Tuesday, February 26, 2008

The Egyptian X-Files Ship Case

Before more about life aboard one of the largest vessels afloat – the container ship MV Emma Maersk – I want to relate one of the odder nautical mysteries currently circulating out there, which I first heard about while aboard the Emma. It concerns the fate of the freighter Badr One which left Port Suez in early January and disappeared a few days afterward, while en route to Port Sudan on the Red Sea.

Friday afternoon, 1 February, I was on the bridge chatting with the Emma’s First Officer Remus Galiatatos when he asked if I’d heard about the “mystery ship”. Intrigued, I listened as Galiatatos told me of an odd note sent by a local search and rescue center about a missing ship that the ship had received. He printed off a copy of it for me to read, complete with bad English typos:

RCVD FROM SEARCH AND RESCUE CENTER
DATE 24/01/08 AT 1445 UTC
THERE IS A SHIP ID 667719000 NAMED BADR ONE
ITS NATIONALITY SERALION
CALL SIGN 9LYG25
IT IS A CARGO SHIP, PSN NEARLY NORTH EAST BRANES
ON BOARD 14 PERSONS,
THERE IS NO CONTACT, NO INFMS. ABT. SHIP
ETS 09/01/08 FM SUES
PROCEIDING PORTSUDAN,
ALL SHIPS IN MENTIONED AREA PSE CONTACT SUK ON CH 605, CH1221 HF
AND ON CH16 VHF IN CASE OF GETTING ANY INFORMATIONS
TKS

First Officer Remus Galiatatos on the bridge of Emma Maersk

According to the note, the Emma Maersk was about to transit past the last known position of the Badr One in a few hours’ time, Branes, a coastal port in Egypt also known as Berenice. If there were fourteen mariners aboard a missing vessel in the vicinity, you would expect a certain amount of radio chatter going on about the incident. Yet things were oddly quiet.

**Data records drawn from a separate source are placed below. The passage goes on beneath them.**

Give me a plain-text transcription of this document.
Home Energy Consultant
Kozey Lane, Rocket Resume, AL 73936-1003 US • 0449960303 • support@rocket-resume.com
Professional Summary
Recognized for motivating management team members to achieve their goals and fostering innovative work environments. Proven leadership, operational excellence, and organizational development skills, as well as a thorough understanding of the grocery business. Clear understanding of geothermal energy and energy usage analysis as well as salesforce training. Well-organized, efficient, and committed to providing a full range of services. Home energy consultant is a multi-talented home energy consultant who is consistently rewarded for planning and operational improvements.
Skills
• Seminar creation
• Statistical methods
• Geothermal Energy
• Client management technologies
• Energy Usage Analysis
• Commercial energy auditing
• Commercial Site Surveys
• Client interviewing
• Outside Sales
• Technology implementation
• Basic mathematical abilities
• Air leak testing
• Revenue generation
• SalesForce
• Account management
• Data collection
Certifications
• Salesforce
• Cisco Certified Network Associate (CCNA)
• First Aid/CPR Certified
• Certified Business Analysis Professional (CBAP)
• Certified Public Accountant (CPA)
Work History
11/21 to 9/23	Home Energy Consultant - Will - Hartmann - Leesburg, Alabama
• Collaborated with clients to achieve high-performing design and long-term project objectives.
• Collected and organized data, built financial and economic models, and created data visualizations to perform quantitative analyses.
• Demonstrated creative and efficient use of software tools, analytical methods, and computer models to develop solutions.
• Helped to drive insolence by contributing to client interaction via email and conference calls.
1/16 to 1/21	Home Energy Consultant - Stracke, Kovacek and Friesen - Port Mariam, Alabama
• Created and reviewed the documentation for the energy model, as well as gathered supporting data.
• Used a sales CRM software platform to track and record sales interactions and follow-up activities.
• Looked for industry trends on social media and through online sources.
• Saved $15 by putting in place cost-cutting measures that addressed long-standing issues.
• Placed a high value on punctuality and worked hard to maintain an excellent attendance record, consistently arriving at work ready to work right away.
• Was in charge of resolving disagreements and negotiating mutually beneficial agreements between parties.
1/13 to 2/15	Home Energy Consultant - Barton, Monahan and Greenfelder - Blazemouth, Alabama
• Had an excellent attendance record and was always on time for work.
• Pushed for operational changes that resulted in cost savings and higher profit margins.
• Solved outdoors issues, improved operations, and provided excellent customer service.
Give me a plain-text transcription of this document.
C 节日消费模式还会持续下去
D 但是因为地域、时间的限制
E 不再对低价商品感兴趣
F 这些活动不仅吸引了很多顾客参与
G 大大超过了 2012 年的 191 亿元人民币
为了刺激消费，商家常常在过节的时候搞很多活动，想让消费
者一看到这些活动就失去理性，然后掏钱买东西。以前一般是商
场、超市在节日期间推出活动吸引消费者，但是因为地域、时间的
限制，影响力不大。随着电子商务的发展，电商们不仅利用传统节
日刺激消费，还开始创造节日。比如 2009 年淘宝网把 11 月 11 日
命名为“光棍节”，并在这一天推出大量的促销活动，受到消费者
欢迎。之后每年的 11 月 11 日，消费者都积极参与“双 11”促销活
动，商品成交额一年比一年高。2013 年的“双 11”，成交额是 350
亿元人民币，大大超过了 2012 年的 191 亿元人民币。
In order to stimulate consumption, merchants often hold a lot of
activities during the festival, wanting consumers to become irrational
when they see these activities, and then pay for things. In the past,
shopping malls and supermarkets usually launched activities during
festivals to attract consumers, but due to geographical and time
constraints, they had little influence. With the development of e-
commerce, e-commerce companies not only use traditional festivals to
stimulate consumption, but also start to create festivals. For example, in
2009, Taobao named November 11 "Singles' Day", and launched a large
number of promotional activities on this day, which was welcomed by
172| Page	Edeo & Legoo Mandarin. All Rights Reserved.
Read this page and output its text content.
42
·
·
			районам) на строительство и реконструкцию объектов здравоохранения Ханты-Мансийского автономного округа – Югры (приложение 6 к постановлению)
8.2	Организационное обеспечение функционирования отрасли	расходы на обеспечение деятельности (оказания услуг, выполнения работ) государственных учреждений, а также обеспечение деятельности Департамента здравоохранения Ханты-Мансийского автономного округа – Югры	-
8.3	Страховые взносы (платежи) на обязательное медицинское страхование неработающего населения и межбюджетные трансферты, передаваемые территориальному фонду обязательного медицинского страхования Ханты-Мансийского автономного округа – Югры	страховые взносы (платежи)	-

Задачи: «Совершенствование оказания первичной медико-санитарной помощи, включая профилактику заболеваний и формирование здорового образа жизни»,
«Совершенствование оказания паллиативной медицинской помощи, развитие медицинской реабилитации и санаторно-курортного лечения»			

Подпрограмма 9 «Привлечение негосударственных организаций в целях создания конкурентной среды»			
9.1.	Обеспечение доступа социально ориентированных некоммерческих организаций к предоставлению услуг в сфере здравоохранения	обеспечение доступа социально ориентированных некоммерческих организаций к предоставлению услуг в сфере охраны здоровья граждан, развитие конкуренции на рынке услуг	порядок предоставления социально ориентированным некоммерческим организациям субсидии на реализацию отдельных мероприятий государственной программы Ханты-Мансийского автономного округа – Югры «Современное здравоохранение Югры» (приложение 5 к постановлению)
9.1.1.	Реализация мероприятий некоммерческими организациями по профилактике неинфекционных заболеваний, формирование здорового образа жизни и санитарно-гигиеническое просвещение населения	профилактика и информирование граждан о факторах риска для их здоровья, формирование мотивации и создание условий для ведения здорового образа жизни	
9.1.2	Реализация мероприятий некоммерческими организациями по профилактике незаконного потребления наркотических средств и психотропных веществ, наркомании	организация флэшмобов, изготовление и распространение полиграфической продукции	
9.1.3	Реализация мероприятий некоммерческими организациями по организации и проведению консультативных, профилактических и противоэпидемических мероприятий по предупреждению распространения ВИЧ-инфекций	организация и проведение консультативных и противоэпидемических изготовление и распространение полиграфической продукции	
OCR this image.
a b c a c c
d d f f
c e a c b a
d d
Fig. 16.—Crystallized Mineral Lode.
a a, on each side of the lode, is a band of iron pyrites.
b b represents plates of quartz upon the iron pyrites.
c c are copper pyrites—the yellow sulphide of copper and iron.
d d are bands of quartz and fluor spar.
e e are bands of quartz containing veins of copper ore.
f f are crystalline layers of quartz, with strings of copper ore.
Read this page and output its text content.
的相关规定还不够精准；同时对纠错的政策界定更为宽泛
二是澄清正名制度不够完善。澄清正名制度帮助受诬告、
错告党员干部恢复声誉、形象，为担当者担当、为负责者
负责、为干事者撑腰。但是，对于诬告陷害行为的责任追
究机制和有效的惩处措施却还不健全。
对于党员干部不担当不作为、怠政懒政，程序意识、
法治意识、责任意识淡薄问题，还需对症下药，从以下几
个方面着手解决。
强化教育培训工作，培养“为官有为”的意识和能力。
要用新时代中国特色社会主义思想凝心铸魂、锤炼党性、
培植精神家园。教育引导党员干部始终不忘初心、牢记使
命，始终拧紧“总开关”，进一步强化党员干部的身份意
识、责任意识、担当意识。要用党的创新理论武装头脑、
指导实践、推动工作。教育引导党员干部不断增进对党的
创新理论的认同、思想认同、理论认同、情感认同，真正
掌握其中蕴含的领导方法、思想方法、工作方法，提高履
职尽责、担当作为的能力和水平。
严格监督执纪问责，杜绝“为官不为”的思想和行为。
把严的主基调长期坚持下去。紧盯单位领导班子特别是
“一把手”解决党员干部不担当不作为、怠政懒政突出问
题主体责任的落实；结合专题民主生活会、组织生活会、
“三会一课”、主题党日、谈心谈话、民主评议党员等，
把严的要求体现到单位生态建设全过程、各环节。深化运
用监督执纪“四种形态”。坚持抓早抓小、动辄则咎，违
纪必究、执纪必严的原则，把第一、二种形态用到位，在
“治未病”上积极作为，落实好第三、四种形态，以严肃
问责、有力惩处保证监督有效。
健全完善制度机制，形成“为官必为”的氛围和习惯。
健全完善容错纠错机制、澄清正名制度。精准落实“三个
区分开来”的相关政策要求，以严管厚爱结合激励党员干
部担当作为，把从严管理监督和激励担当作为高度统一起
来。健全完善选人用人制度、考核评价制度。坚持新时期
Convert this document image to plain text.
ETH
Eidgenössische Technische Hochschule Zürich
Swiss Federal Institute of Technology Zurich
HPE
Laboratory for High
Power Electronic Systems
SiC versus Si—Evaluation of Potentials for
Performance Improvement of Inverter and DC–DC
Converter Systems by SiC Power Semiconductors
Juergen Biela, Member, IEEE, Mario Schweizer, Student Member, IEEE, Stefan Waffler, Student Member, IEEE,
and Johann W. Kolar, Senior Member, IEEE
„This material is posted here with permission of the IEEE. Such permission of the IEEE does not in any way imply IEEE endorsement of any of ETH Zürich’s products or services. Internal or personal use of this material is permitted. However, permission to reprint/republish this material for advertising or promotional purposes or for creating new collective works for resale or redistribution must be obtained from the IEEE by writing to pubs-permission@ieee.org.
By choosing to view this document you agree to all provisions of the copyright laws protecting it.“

chart of Red Sea near Berenice (Branes) Egypt

What was confusing to Galiatatos was that he could find no record of the ship’s existence in any of the various official shipping binders in the wheelhouse. We pulled out the lists of call signs, IMO (International Maritime Organization) identification numbers and vessel names, checking for anything similar in name from Sierra Leone, but Badr One was not listed in any of them. As well, there was no confirmation as to who had sent the notice. The First Officer thought it might have been sent from El Quseir, Egypt, but he couldn’t be certain.

We sailed past Berenice and towards our anchorage at Port Suez without any further information about the Badr One and its fate. Some of the crew wondered if it might be a ghost ship – a vessel renamed and involved with suspicious activities, or one that the owner might be hoping would “disappear” for insurance purposes. Others thought the message was a fake, intended to make it seem there was an emergency when there was none. But no one could say for sure and there was no more news about the freighter and her crew.

Unknown freighter off the Somali coast

But a couple of recent items posted on Egyptian and Sudanese sites say the Badr One may have been found. “May have been found” is the key phrase here, for there is no actual confirmation that the vessel and its crew are safe.

Pirated? Possibly, and maybe the owners paid the ransom or are doing so as you read this. They are insinuating as much, though Egyptian authorities deny piracy occurs in this part of the Red Sea. So, perhaps there was something else going on with a vessel reportedly carrying cement, plastic and steel pipes. Regardless, a ship with 14 crew went missing in one of the world’s busiest waterways and no one seemed to care too much.